The Boston Celtics’ season finally came to an end on Thursday night, as the Cleveland Cavaliers wrapped up a 4-1 series win in the Eastern Conference Finals at TD Garden. The young Celtics reached their first conference finals since 2012 and were led by their second team All-NBA point guard Isaiah Thomas, whose breakout performance led to a discussion of his name being mentioned in the MVP race.
Some will look at this Celtics season for what happened in the conference finals against the Cavaliers. The team played their worst basketball at home, losing all three games at the TD Garden, and only played six competitive quarters of basketball (Game 3 and the first half of Game 4).
However, this season was more than a series loss, but rather the next step up the ladder for a return to NBA prominence.
Much is made about the number one overall pick the Celtics received just a couple of weeks ago. The team is likely to select top point guard prospect Markelle Fultz out of the University of Washington, and the hope is that he can add three-point shooting and offensive prowess to an already loaded guard position in Boston. Although, the most important thing to realize about the Celtics is not the potential of Fultz, but rather how well the franchise is set up.
This offseason, the Celtics have around $9 million in non-guaranteed contracts (Tyler Zeller and Jordan Mickey), multiple free agent deals that are up (Amir Johnson, Jonas Jerebko, Kelly Olynyk, James Young and Gerald Green) and have four stashed prospects that could be brought up. It is likely the team will bring up just three stashed prospects: Guerschon Yabusele (2016 – 16th overall), Ante Zizic (2016 – 23rd overall) and Abdel Nader (2016 – 58th overall).
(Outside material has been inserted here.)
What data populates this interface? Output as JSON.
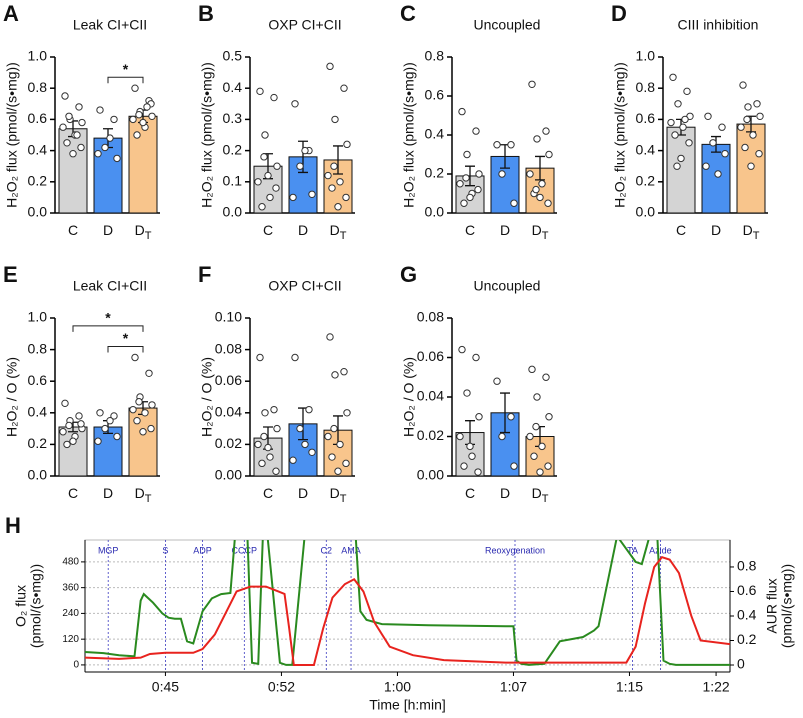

The team also has three additional second round picks this year’s draft at Nos.37, 53, 56. Adding Fultz along with these three selections, plus the stashed prospects to an already young core of Marcus Smart, Jaylen Brown and Terry Rozier, and the future looks remarkable.
On top of this youth movement, Boston has the flexibility to add a max contract player such as Gordon Hayward, who played under head coach Brad Stevens at Butler. While the team will have to make a tough decision on who to pay the following season (both Isaiah Thomas and Avery Bradley up for extensions), the team could still elect to sign Hayward to pair with Al Horford and their tremendous guard depth.
The potential signing of Hayward would also allow the Celtics to move Jae Crowder to the bench, where he could excel on both sides of the ball and guard the best offensive sixth man on every team in the Eastern Conference.
Looking at the progress of the Celtics makes one think of their growth as a “ladder” of some kind. They blew the team up in the 2013 offseason and took the first step into a rebuild with a dismal follow-up that saw former fan favorites Rajon Rondo and Jeff Green get dealt for draft picks (and Jae Crowder).
The following season, they overachieved and snuck into the playoffs, only to be blown out by Cleveland in 2014-15. After some more shuffling of the roster, they played a competitive series the following year as the fifth seed, where they lost 4-2 to the Atlanta Hawks. But stole Horford from Atlanta in the offseason. Now they have reached the conference finals and the only way to go for this team is up.
What is the next step? Some say it is to make a charge and beat LeBron James now and form your own “super-team” by cashing in on your assets.
Others say to do a minor tear down to prepare for LeBron’s eventual downfall. What is certain, though, is that the Celtics are poised to meet this Cavaliers team repeatedly in the coming years, armed with the potential to get infinitely better, along with a genius young coach and confident general manager.